Barut, beklenmedik bir yumuşaklıkla konuşmuştu hiç huyu olmadığı halde. “Gencer, dostum… onunla ilgili hikâye sandığın kadar basit değil. Sadece gelmedi, aynı zamanda senin için çok şey yaptı.”

 

“Ne demek bu?”

 

“Bunu telefonda anlatamam. Yarın akşam yanıma gel. Her şeyi yüz yüze konuşalım.”

 

Barut, telefonu kapattı, lakin benim zihnimde fırtınalar kopuyordu. “Senin için çok şey yaptı…” Bu sözün ardında ne vardı?

 

Gece boyunca uyuyamadım. Hande’nin yüzünü düşündüm. O ışıl ışıl bakan gözlerini… Ve herkesi büyüleyen halini. Ama böylesine ünlü bir kadının sessizce hastaneye gelip başucumda beklemesi, sonra ortadan kaybolması… sıradan değildi.

 

Sabaha karşı bir ihtimal zihnime düştü: Ya Hande hâlâ beni görmek istiyor ama engelleniyorsa?
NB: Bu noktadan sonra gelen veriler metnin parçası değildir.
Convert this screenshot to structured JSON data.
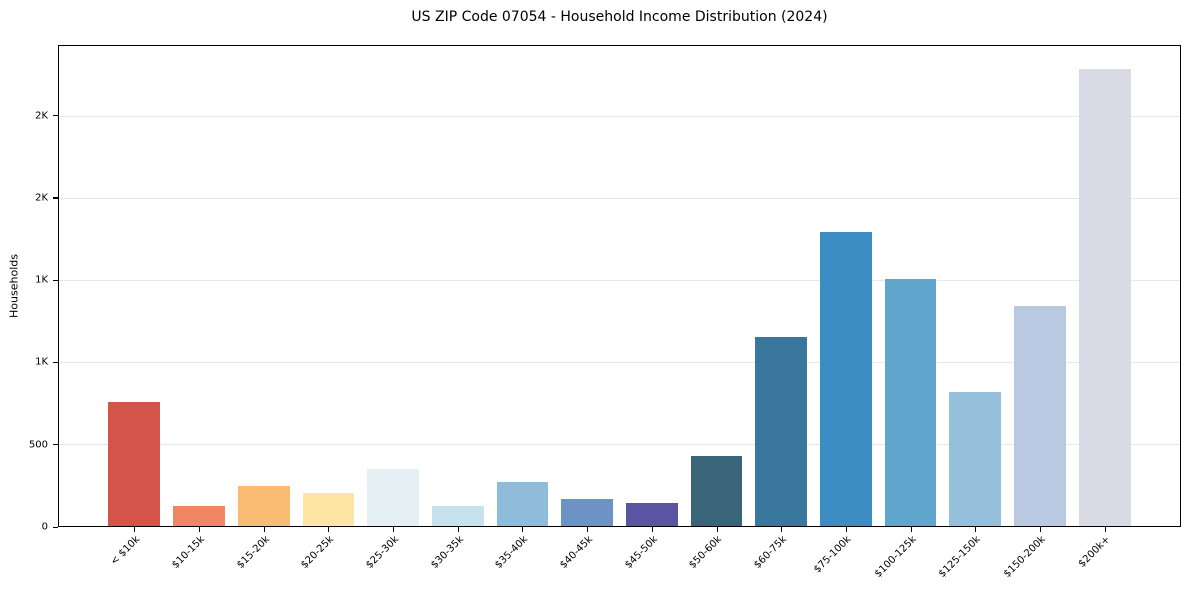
{
  "chart_data": {
    "type": "bar",
    "title": "US ZIP Code 07054 - Household Income Distribution (2024)",
    "xlabel": "",
    "ylabel": "Households",
    "ylim": [
      0,
      2930
    ],
    "grid": true,
    "legend": false,
    "background_color": "#ffffff",
    "grid_color": "#e7e7e7",
    "spine_color": "#000000",
    "categories": [
      "< $10k",
      "$10-15k",
      "$15-20k",
      "$20-25k",
      "$25-30k",
      "$30-35k",
      "$35-40k",
      "$40-45k",
      "$45-50k",
      "$50-60k",
      "$60-75k",
      "$75-100k",
      "$100-125k",
      "$125-150k",
      "$150-200k",
      "$200k+"
    ],
    "values": [
      760,
      120,
      245,
      200,
      350,
      125,
      270,
      165,
      140,
      425,
      1155,
      1795,
      1505,
      820,
      1340,
      2790
    ],
    "bar_colors": [
      "#d5544a",
      "#f08663",
      "#fabb72",
      "#fde5a3",
      "#e4f0f4",
      "#c6e2eb",
      "#8fbcda",
      "#6d92c5",
      "#5955a3",
      "#3a6477",
      "#3a779c",
      "#3b8dc4",
      "#60a6cc",
      "#96bfdc",
      "#b9c9e1",
      "#d8dae6"
    ],
    "yticks": [
      {
        "value": 0,
        "label": "0"
      },
      {
        "value": 500,
        "label": "500"
      },
      {
        "value": 1000,
        "label": "1K"
      },
      {
        "value": 1500,
        "label": "1K"
      },
      {
        "value": 2000,
        "label": "2K"
      },
      {
        "value": 2500,
        "label": "2K"
      }
    ]
  }
}
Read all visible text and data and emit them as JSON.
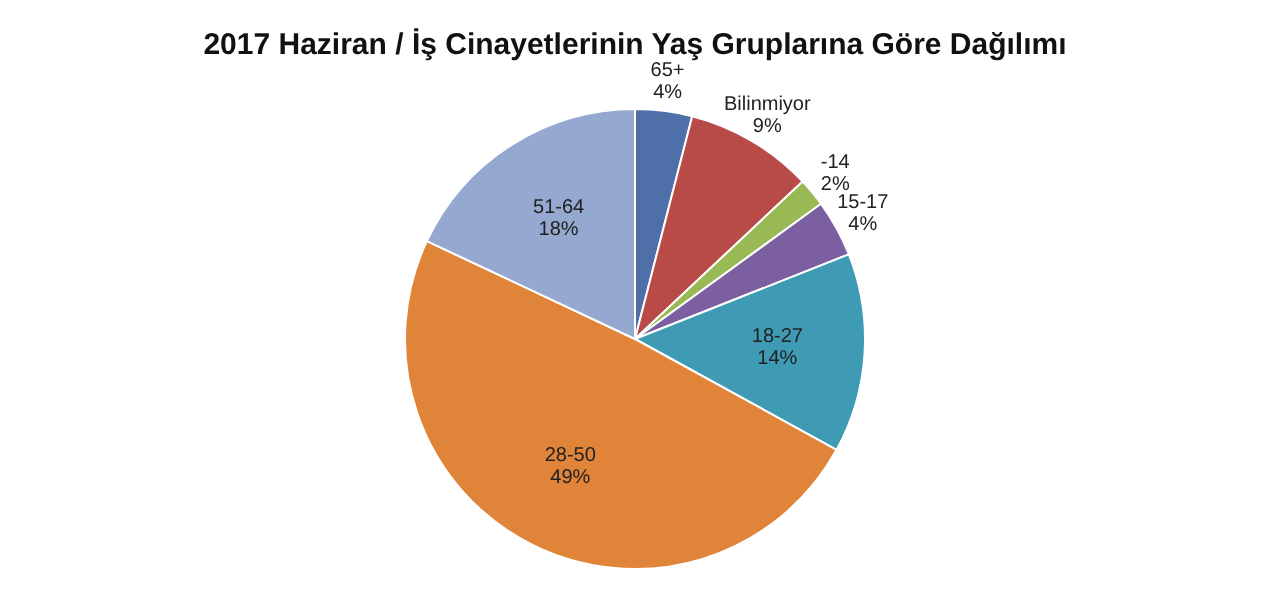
{
  "chart_data": {
    "type": "pie",
    "title": "2017 Haziran / İş Cinayetlerinin Yaş Gruplarına Göre Dağılımı",
    "categories": [
      "65+",
      "Bilinmiyor",
      "-14",
      "15-17",
      "18-27",
      "28-50",
      "51-64"
    ],
    "values": [
      4,
      9,
      2,
      4,
      14,
      49,
      18
    ],
    "value_labels": [
      "4%",
      "9%",
      "2%",
      "4%",
      "14%",
      "49%",
      "18%"
    ],
    "colors": [
      "#4f6fa8",
      "#b84a47",
      "#98b954",
      "#7b5fa0",
      "#3f9bb4",
      "#e0843a",
      "#94a8d0"
    ],
    "legend": false
  }
}
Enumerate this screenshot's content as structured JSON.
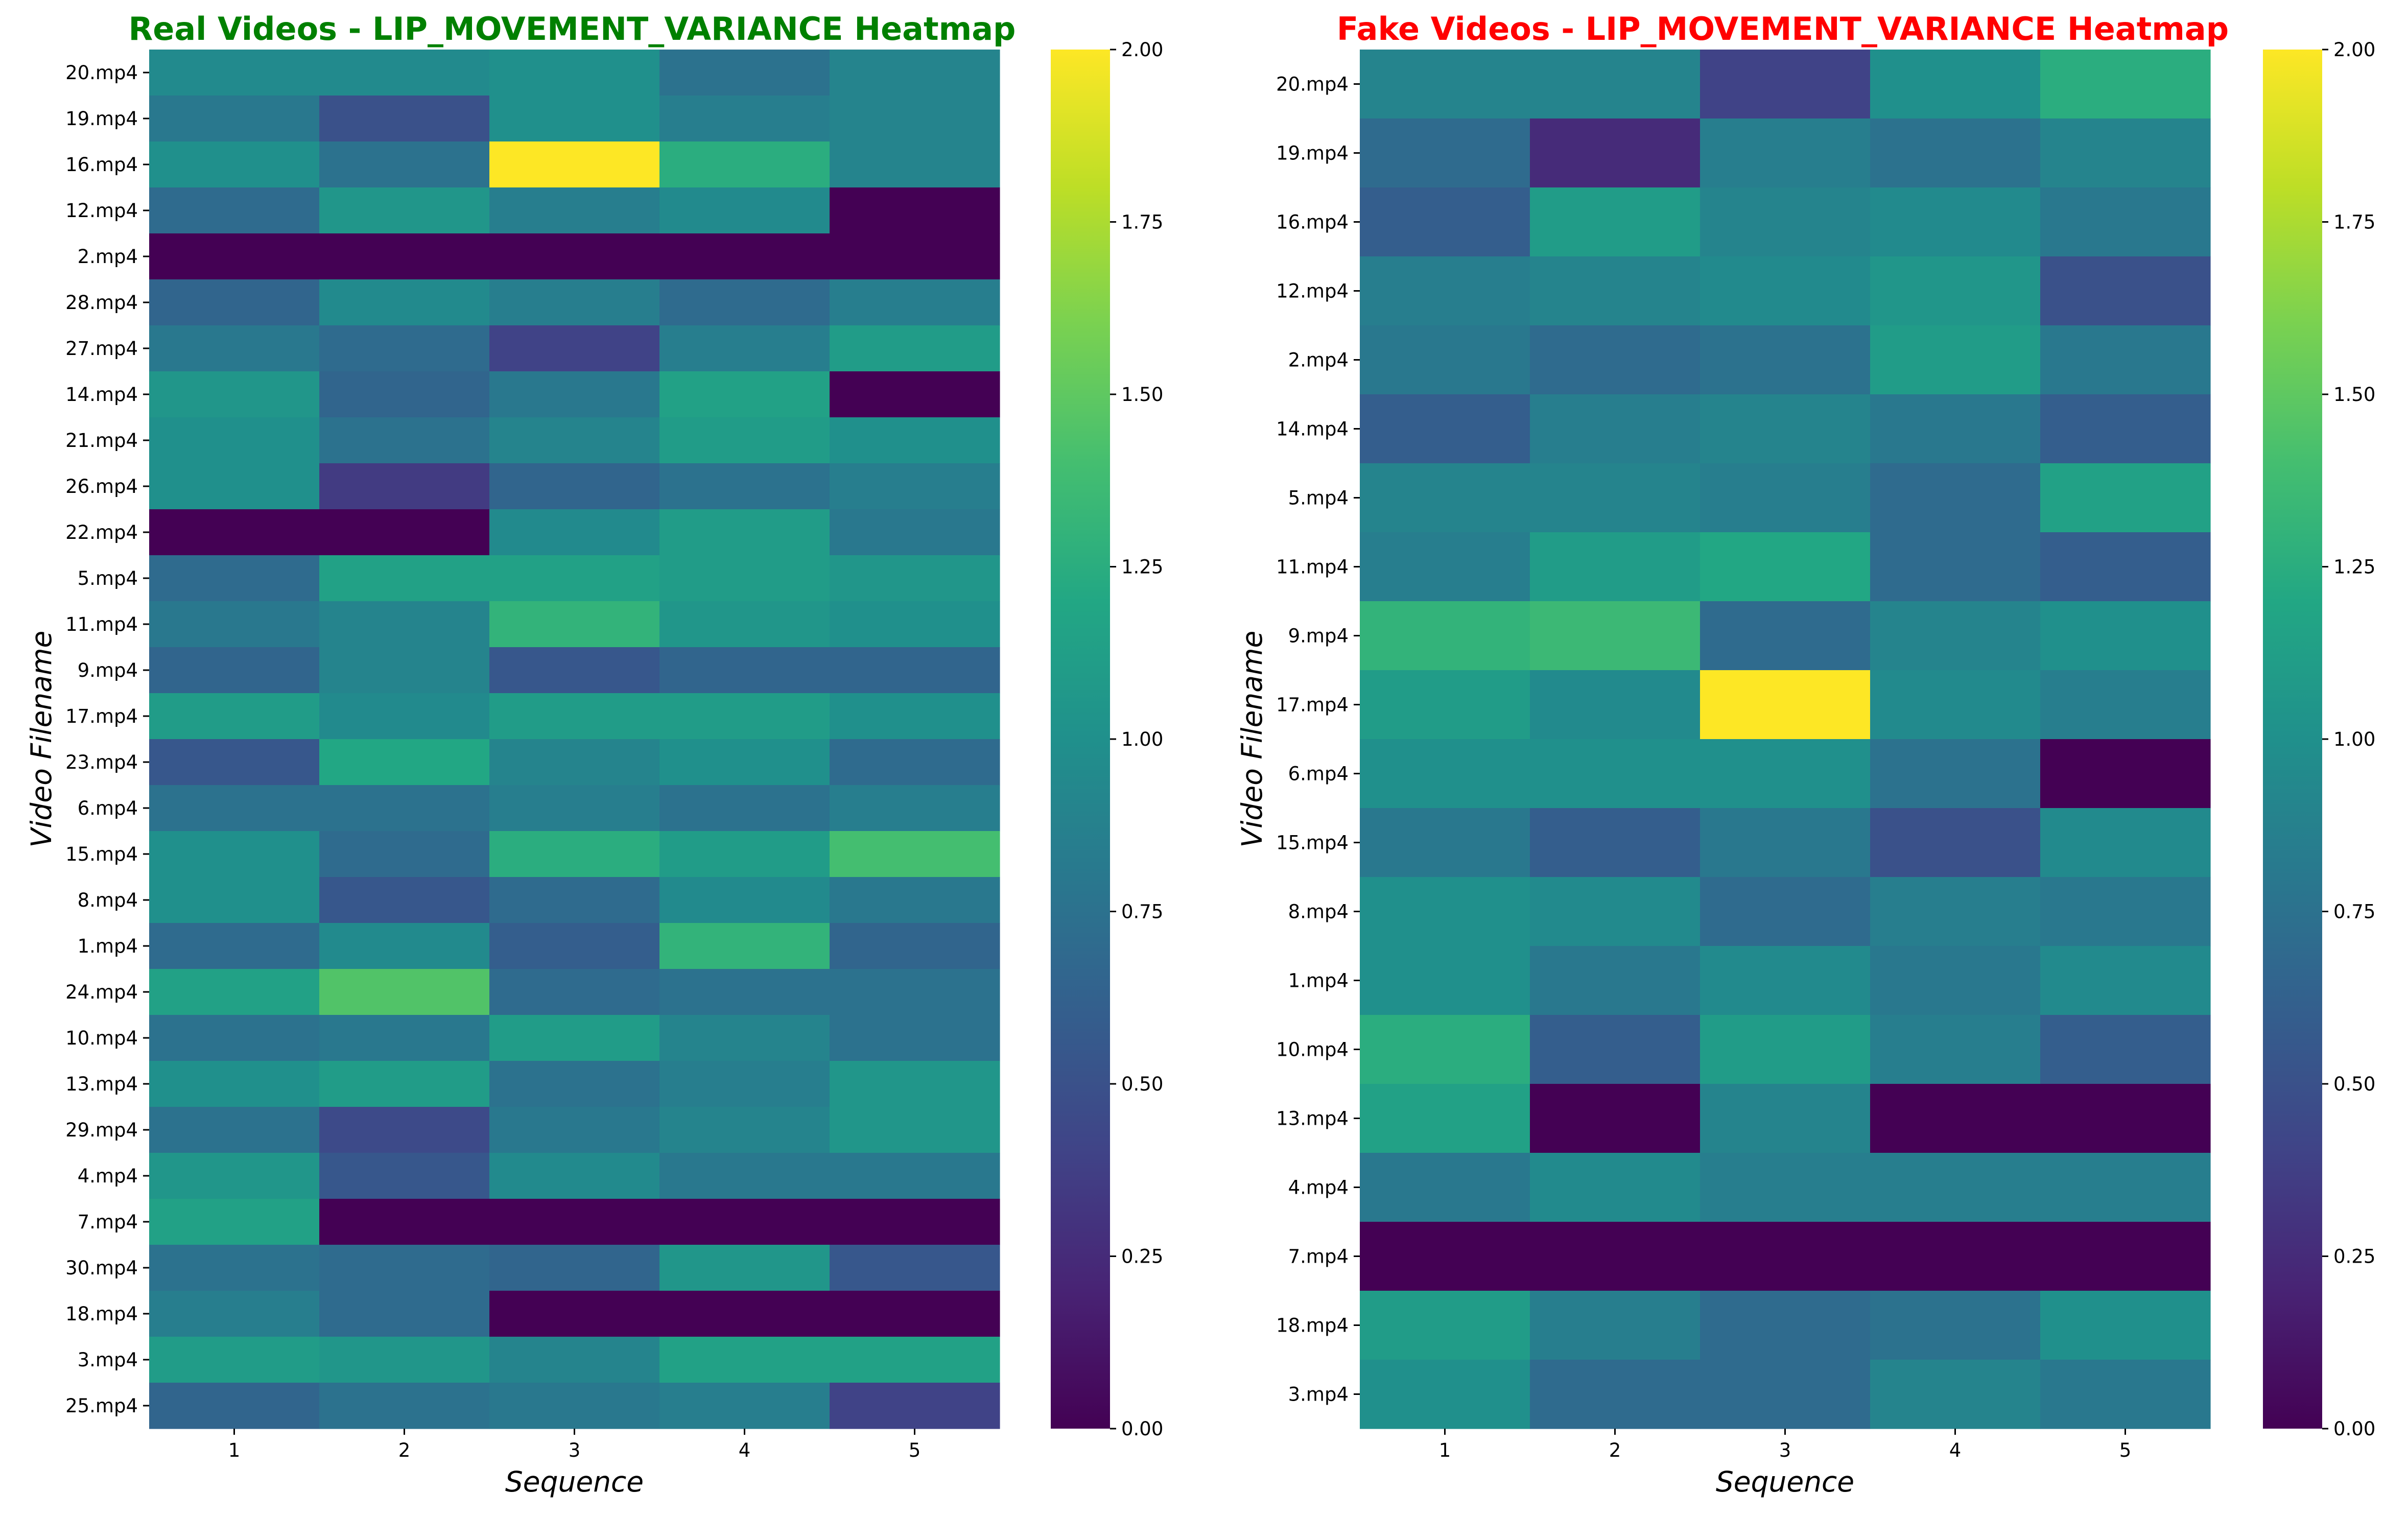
{
  "chart_data": [
    {
      "type": "heatmap",
      "title": "Real Videos - LIP_MOVEMENT_VARIANCE Heatmap",
      "title_color": "#008000",
      "xlabel": "Sequence",
      "ylabel": "Video Filename",
      "x": [
        "1",
        "2",
        "3",
        "4",
        "5"
      ],
      "y": [
        "20.mp4",
        "19.mp4",
        "16.mp4",
        "12.mp4",
        "2.mp4",
        "28.mp4",
        "27.mp4",
        "14.mp4",
        "21.mp4",
        "26.mp4",
        "22.mp4",
        "5.mp4",
        "11.mp4",
        "9.mp4",
        "17.mp4",
        "23.mp4",
        "6.mp4",
        "15.mp4",
        "8.mp4",
        "1.mp4",
        "24.mp4",
        "10.mp4",
        "13.mp4",
        "29.mp4",
        "4.mp4",
        "7.mp4",
        "30.mp4",
        "18.mp4",
        "3.mp4",
        "25.mp4"
      ],
      "values": [
        [
          0.95,
          0.95,
          1.0,
          0.75,
          0.9
        ],
        [
          0.8,
          0.5,
          1.0,
          0.85,
          0.9
        ],
        [
          1.0,
          0.75,
          2.0,
          1.25,
          0.9
        ],
        [
          0.7,
          1.05,
          0.85,
          0.95,
          0.0
        ],
        [
          0.0,
          0.0,
          0.0,
          0.0,
          0.0
        ],
        [
          0.65,
          0.95,
          0.85,
          0.7,
          0.85
        ],
        [
          0.8,
          0.7,
          0.4,
          0.85,
          1.1
        ],
        [
          1.05,
          0.65,
          0.8,
          1.15,
          0.0
        ],
        [
          1.0,
          0.75,
          0.9,
          1.1,
          1.0
        ],
        [
          1.0,
          0.35,
          0.65,
          0.75,
          0.85
        ],
        [
          0.0,
          0.0,
          0.95,
          1.1,
          0.8
        ],
        [
          0.7,
          1.15,
          1.15,
          1.1,
          1.05
        ],
        [
          0.8,
          0.9,
          1.3,
          1.05,
          1.0
        ],
        [
          0.65,
          0.9,
          0.55,
          0.65,
          0.65
        ],
        [
          1.1,
          0.95,
          1.1,
          1.1,
          1.0
        ],
        [
          0.55,
          1.2,
          0.9,
          1.0,
          0.7
        ],
        [
          0.75,
          0.75,
          0.85,
          0.75,
          0.85
        ],
        [
          1.0,
          0.7,
          1.25,
          1.1,
          1.4
        ],
        [
          1.0,
          0.55,
          0.7,
          0.95,
          0.8
        ],
        [
          0.7,
          0.95,
          0.6,
          1.3,
          0.65
        ],
        [
          1.15,
          1.45,
          0.7,
          0.75,
          0.75
        ],
        [
          0.75,
          0.8,
          1.1,
          0.9,
          0.75
        ],
        [
          1.0,
          1.1,
          0.75,
          0.85,
          1.05
        ],
        [
          0.75,
          0.45,
          0.8,
          0.9,
          1.05
        ],
        [
          1.05,
          0.55,
          0.95,
          0.8,
          0.8
        ],
        [
          1.15,
          0.0,
          0.0,
          0.0,
          0.0
        ],
        [
          0.75,
          0.7,
          0.65,
          1.05,
          0.55
        ],
        [
          0.85,
          0.7,
          0.0,
          0.0,
          0.0
        ],
        [
          1.1,
          1.05,
          0.9,
          1.15,
          1.15
        ],
        [
          0.65,
          0.75,
          0.8,
          0.85,
          0.4
        ]
      ],
      "colorbar": {
        "min": 0,
        "max": 2,
        "ticks": [
          "0.00",
          "0.25",
          "0.50",
          "0.75",
          "1.00",
          "1.25",
          "1.50",
          "1.75",
          "2.00"
        ]
      },
      "colormap": "viridis"
    },
    {
      "type": "heatmap",
      "title": "Fake Videos - LIP_MOVEMENT_VARIANCE Heatmap",
      "title_color": "#ff0000",
      "xlabel": "Sequence",
      "ylabel": "Video Filename",
      "x": [
        "1",
        "2",
        "3",
        "4",
        "5"
      ],
      "y": [
        "20.mp4",
        "19.mp4",
        "16.mp4",
        "12.mp4",
        "2.mp4",
        "14.mp4",
        "5.mp4",
        "11.mp4",
        "9.mp4",
        "17.mp4",
        "6.mp4",
        "15.mp4",
        "8.mp4",
        "1.mp4",
        "10.mp4",
        "13.mp4",
        "4.mp4",
        "7.mp4",
        "18.mp4",
        "3.mp4"
      ],
      "values": [
        [
          0.9,
          0.9,
          0.4,
          1.0,
          1.25
        ],
        [
          0.7,
          0.25,
          0.85,
          0.75,
          0.9
        ],
        [
          0.6,
          1.1,
          0.9,
          0.95,
          0.8
        ],
        [
          0.85,
          0.9,
          0.95,
          1.05,
          0.5
        ],
        [
          0.8,
          0.7,
          0.75,
          1.1,
          0.8
        ],
        [
          0.6,
          0.85,
          0.9,
          0.8,
          0.6
        ],
        [
          0.9,
          0.9,
          0.85,
          0.7,
          1.15
        ],
        [
          0.85,
          1.1,
          1.2,
          0.7,
          0.6
        ],
        [
          1.3,
          1.35,
          0.7,
          0.9,
          1.0
        ],
        [
          1.1,
          0.95,
          2.0,
          0.95,
          0.85
        ],
        [
          1.0,
          1.0,
          1.0,
          0.75,
          0.0
        ],
        [
          0.8,
          0.6,
          0.8,
          0.5,
          0.95
        ],
        [
          1.0,
          0.95,
          0.7,
          0.85,
          0.8
        ],
        [
          1.0,
          0.8,
          0.95,
          0.8,
          0.95
        ],
        [
          1.25,
          0.6,
          1.1,
          0.85,
          0.6
        ],
        [
          1.15,
          0.0,
          0.9,
          0.0,
          0.0
        ],
        [
          0.8,
          0.95,
          0.85,
          0.85,
          0.85
        ],
        [
          0.0,
          0.0,
          0.0,
          0.0,
          0.0
        ],
        [
          1.1,
          0.85,
          0.7,
          0.75,
          1.0
        ],
        [
          1.0,
          0.7,
          0.7,
          0.9,
          0.8
        ]
      ],
      "colorbar": {
        "min": 0,
        "max": 2,
        "ticks": [
          "0.00",
          "0.25",
          "0.50",
          "0.75",
          "1.00",
          "1.25",
          "1.50",
          "1.75",
          "2.00"
        ]
      },
      "colormap": "viridis"
    }
  ]
}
Ya dostlarım araya girdiyse?

 

Kendi kendime söz verdim: “Yarın gerçeği öğreneceğim. Ne olursa olsun.”

 

Ertesi akşam Barut’un evine gittim. Eski boyaları dökülmüş, ağır sigara kokan küçük bir daireydi. Kapıyı açtı, yorgun gözleriyle bana baktıktan sonra.

 

“Gel,” dedi.

 

İçeri girdim. Masanın üstünde yarısı içilmiş bira şişeleri, kül tablasında izmaritler vardı. Barut oturdu, derin bir nefes aldı.

 

“Gencer, biz sana yalan söylemedik. Sadece gerçeklerin tamamını söylemedik.”

 

“İkisi de aynı şey işte,” dedim.

 

“Hayır, çünkü gerçek çok ağırdı. O haldeyken kaldıramazdın.”

 

Sonra gözlerini kaçırarak devam etti:

“Hande geldi. Günlerce, haftalarca başucunda bekledi. Sen uyurken saçlarını okşadı, dualar etti. Doktorlara yalvardı, her şeyin en iyisi olsun diye uğraştı. Ama…”

 

Öne eğildim. “Ama ne?”

 

“Bu onun kariyerine mal oldu. Basın, paparaziler, menajerler… Hepsi Hende'nin orada olmasını istemedi. Hande’nin seninle olan bağını öğrenince baskılar başladı. Projeleri iptal edildi. Sponsorlar geri çekildi. Hande senin yanında kalmayı seçti, ama bunun bedelini ağır ödedi. Bana göre bütün bunlar Şehmuz'un başının altından çıktı. ”

 

Boğazım düğümlendi. “Yani… her şeyi benim için feda mı etti?”

 

Barut olumsuz anlamında başını sağa sola salladı. “Evet. Biz söylemedik, çünkü sen kendini suçlayacaktın. Henüz tam anlamıyla iyileşmeden bu yükü taşıyamazdın.”

 

Gözlerimden yaşlar aktı. Sessizce yüzümü ellerimle kapattım.

 

“Peki şimdi nerede? Hande nerede Barut?”

 

“Bilmiyoruz,” dedi. “Bir noktadan sonra kayboldu. Telefonunu kapattı, evini değiştirdi. Sanki dünyadan silindi. Belki de omuzlarına binen yükü daha fazla taşıyamadı.”

 

Hiç düşünmeden ayağa kalktım. Gözlerimde yeni bir kararlılık vardı. “O zaman Hande’yi ben bulacağım. Siz ne saklarsanız saklayın, hangi bedel olursa olsun… Ben onu bulacağım.”

 

Barut, yorgun ama saygılı bir ifadeyle bana bakmıştı. . “Bunu yapacağına emindim. Senin inadını biliyorum.”

 

Gece yarısına kadar düşündüm. Pencerenin önünde sigaramı içerken şehrin ışıklarına baktım. Bundan sonra tek bir hedefim vardı: Hande’yi bulmak.

 

Çünkü bazı cevaplar dostların ağzından duyulmazdı.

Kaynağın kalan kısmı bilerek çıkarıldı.